Does anyone else find it funny that “Rondembo” sounds like the name of a Brazilian soccer player?
I didn’t, but I do now!
Im pretty sure that the USA cares about the Olympics and im also pretty sure that if you analysed how much money and resources that it invested into the Olympics it would dwarf any other country bar perhaps China. If we look at Olympic medals to population or you’ll find the USA ranked 44th or as Olympic medals to GDP it languishes in a pathetic 75th place. You may find some anomalous results here with regard to countries with extremely low populations like The Bahamas skewing their ratio however in general you would find it hard to argue that the US outperforms countries like Australia with a population of 21million which is represented across the board in almost every sport (including amercian-centic ones) at a level far higher than would be expected statistically.
America certainly dominates in zombie sports. We have coach Romero to thank for that. He came as an unknown out of Carnegie-Melom back in '69 and we have never looked back. I know some people are going to point to Britain’s team in 2002 led by Danny Boyle, and how they are more athletic. That may be true, but they never had any teamwork. Under Romero, our zombies swarm, and a swarming defense is how you when games. It all goes to the final score. The American zombies have more true apocalypses than any other nation.
Well if we go down that road, how about New Zealand? We pretty regularly dominate sport and win world championships (RWC anyone?) despite being smaller than Sydney alone.
… wait, so if I’m flipping through channels and zap through a sports event, or if it gets mentioned in the news and they connect direct, I count as “having watched it”? Does it also count if they just mention it in the news?
Wow, I sure watch a lot more sports than I thought I did.

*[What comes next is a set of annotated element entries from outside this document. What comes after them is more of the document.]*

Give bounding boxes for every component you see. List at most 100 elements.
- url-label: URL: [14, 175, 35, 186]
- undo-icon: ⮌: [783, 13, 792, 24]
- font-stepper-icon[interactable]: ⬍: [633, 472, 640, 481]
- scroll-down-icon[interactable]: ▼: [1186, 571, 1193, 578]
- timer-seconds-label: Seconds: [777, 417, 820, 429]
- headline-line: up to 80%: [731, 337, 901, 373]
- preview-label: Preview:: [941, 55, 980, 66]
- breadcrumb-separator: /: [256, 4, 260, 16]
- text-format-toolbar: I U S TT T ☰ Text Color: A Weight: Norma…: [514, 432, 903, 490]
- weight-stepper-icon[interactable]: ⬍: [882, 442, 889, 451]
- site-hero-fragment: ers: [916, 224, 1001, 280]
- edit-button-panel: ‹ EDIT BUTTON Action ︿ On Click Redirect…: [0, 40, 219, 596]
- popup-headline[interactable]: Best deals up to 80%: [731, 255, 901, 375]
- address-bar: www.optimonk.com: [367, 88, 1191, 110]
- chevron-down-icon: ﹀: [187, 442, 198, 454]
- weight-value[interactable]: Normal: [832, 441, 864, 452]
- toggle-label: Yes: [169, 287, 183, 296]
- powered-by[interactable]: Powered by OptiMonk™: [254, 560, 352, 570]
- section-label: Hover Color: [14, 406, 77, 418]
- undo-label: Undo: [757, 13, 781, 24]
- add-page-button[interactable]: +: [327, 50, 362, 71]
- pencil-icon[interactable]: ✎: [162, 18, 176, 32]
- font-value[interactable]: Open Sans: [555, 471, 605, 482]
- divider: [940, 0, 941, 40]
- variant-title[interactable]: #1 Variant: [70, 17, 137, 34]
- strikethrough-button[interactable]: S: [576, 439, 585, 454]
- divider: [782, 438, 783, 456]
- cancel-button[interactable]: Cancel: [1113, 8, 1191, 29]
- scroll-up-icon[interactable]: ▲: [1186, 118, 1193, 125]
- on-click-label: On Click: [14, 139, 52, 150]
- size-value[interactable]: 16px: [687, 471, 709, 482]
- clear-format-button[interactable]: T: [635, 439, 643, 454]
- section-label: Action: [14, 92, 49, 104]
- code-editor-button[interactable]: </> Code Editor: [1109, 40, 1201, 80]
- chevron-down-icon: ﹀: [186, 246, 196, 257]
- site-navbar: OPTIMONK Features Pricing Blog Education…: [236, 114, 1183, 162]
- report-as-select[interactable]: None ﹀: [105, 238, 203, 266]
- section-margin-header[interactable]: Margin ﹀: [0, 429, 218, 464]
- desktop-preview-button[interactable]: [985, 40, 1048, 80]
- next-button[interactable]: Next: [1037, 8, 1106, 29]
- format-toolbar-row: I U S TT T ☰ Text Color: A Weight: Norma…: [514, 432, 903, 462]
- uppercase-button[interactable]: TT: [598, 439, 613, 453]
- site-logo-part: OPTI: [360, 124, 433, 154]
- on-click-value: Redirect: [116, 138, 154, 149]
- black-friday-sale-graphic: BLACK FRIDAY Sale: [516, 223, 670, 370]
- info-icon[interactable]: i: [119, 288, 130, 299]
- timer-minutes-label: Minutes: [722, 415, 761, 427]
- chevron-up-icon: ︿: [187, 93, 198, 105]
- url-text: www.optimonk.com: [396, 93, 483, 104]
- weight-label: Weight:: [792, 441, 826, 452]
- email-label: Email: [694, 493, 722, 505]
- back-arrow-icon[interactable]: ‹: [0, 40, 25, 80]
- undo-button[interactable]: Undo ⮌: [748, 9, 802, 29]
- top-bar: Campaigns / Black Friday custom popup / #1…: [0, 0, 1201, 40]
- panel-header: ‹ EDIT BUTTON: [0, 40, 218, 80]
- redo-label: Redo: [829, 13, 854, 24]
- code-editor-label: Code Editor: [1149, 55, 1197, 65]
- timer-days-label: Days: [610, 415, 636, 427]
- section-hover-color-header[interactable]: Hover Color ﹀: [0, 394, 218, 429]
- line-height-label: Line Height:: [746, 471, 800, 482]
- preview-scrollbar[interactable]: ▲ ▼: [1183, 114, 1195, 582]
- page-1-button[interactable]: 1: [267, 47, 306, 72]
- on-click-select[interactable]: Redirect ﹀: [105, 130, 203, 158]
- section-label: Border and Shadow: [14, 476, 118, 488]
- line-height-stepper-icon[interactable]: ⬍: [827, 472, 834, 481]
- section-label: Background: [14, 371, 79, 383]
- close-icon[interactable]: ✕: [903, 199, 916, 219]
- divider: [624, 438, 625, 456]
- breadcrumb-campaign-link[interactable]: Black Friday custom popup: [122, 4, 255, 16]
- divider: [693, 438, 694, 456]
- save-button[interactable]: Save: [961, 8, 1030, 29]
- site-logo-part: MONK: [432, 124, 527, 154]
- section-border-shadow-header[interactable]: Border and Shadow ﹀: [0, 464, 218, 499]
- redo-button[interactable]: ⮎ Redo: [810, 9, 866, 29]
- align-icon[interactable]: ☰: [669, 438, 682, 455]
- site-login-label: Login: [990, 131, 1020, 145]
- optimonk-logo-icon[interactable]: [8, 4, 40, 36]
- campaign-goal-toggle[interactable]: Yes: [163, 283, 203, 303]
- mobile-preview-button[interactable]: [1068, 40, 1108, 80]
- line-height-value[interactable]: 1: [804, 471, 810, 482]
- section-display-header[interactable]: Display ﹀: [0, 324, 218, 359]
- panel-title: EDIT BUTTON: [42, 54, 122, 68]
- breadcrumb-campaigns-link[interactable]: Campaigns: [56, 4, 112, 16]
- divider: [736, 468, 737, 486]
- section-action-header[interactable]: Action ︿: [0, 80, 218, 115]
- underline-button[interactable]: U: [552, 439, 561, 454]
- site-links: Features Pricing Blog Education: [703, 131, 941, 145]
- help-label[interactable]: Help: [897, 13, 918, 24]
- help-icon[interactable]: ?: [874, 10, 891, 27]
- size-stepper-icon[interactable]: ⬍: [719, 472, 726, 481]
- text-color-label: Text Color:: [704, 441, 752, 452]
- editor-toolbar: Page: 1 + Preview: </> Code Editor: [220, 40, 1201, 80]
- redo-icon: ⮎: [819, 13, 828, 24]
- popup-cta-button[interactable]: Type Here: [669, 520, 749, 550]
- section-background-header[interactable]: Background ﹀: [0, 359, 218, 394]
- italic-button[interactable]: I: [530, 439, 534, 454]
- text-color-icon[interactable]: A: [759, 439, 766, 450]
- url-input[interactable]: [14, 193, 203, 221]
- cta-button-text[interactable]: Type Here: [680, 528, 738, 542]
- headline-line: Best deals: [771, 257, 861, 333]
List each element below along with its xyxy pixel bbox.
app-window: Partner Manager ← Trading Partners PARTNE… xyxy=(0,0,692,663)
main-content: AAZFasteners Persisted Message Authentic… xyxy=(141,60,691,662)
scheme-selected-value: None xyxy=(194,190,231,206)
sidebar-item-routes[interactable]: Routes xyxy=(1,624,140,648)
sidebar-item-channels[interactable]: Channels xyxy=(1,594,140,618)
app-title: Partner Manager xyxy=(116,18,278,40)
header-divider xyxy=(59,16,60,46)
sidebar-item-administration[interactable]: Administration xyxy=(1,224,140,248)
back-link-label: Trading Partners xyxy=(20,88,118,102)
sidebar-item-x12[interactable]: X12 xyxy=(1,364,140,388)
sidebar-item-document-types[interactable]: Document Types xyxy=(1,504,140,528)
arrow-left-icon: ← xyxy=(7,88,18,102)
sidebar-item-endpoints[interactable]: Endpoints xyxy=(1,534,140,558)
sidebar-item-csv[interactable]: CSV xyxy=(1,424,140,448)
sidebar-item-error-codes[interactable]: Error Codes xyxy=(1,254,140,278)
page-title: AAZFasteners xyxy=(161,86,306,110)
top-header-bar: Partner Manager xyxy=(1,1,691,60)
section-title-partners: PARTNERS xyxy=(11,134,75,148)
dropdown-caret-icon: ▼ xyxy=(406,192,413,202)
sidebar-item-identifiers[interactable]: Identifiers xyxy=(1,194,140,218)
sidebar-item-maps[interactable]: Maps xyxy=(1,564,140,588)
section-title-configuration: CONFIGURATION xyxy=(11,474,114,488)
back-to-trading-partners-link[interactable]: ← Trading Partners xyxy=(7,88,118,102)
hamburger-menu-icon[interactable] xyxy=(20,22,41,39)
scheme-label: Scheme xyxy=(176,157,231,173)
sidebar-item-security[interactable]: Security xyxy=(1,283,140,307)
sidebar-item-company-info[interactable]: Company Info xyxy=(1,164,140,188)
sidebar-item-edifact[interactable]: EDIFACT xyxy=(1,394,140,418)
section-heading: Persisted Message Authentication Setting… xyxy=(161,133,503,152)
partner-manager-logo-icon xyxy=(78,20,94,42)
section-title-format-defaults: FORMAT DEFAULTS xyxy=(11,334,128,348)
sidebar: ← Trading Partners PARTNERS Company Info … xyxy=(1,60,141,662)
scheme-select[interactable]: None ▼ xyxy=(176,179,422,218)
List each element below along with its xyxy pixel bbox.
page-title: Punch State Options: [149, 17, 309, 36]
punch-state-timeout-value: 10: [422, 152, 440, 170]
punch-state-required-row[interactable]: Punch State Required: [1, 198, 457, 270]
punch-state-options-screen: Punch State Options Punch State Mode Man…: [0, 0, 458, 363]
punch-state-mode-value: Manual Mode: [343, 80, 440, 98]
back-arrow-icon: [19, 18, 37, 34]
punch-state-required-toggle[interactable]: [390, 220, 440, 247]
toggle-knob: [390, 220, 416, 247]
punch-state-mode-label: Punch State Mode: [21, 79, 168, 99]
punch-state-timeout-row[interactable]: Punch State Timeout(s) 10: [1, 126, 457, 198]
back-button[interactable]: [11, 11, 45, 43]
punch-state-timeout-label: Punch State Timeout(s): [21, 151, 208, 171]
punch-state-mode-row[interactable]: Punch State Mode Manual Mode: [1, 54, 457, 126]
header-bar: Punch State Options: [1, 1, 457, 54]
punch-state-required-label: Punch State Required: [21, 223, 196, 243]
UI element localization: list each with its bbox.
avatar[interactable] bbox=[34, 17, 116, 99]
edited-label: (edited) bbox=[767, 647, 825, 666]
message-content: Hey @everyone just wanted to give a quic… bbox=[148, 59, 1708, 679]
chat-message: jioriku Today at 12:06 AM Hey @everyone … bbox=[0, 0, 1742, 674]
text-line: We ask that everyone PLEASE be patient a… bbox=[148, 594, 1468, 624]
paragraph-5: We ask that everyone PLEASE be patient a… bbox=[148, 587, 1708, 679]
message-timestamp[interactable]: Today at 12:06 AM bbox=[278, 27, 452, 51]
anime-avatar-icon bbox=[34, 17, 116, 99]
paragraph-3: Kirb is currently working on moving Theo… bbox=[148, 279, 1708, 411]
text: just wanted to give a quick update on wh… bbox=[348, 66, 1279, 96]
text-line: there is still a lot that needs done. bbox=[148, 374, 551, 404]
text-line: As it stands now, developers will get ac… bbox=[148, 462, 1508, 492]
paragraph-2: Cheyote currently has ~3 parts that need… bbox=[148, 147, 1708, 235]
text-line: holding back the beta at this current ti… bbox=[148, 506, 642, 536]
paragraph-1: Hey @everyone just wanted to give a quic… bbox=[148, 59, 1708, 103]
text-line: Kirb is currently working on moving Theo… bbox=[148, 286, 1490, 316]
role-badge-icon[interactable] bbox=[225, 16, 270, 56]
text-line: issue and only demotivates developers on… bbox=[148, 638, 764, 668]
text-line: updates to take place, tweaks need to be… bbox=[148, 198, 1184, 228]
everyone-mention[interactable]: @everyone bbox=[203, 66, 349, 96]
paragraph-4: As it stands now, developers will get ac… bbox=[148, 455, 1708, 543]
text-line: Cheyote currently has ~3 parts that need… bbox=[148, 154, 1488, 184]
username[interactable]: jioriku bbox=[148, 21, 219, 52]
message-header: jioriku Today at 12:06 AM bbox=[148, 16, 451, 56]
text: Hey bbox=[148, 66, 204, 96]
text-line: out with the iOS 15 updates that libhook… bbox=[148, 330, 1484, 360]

Probably not, in either case. While the research techniques for determining TV viewership undoubtedly vary from country to country, at least in the US, you’d need to actually stay on the channel for a period of time (at least more than a few seconds) for it to really “count”. And, mention of the game on a news broadcast (even if they show a few clips of the game) almost certainly wouldn’t count.
Let’s me share light on this topic and this popular misconception. After the collapse of the USSR the USA was the dominant figure in Olympics starting from 1996 to 2004 when the first position in the golds standing was taken over by china in the 2008 olympics. Many sports analysts predict tht china would take the first position in the medal standings at the upcoming 2012 olympics. Let’s talk about when the craze and spending on the sports field was at it’s highest(during the cold war). The USSR at seven of its nine appearances at the Summer Olympic Games, the team ranked first in the total number of medals won, it was second by this count on the other two. Similarly, the team was ranked first in the medal count seven times and second twice in nine appearances at the Winter Olympic Games. So clearly when there was extreme competition the USA at most held on the second position during olympics from 1952 to 1992…these facts clearly state USA is not the dominant sports country instead this dominance keeps shifting from period to period and is multipolar… and what the author of this thread says about USAs dominance in the respective sports of baseball, basketball, football(don’t confuse with soccer) is basically a sport which only America truly specializes and is not much popular at a world stage…
While you make good points I think they’ll fall on deaf ears - this thread is nearly a year old and the original poster has been banned.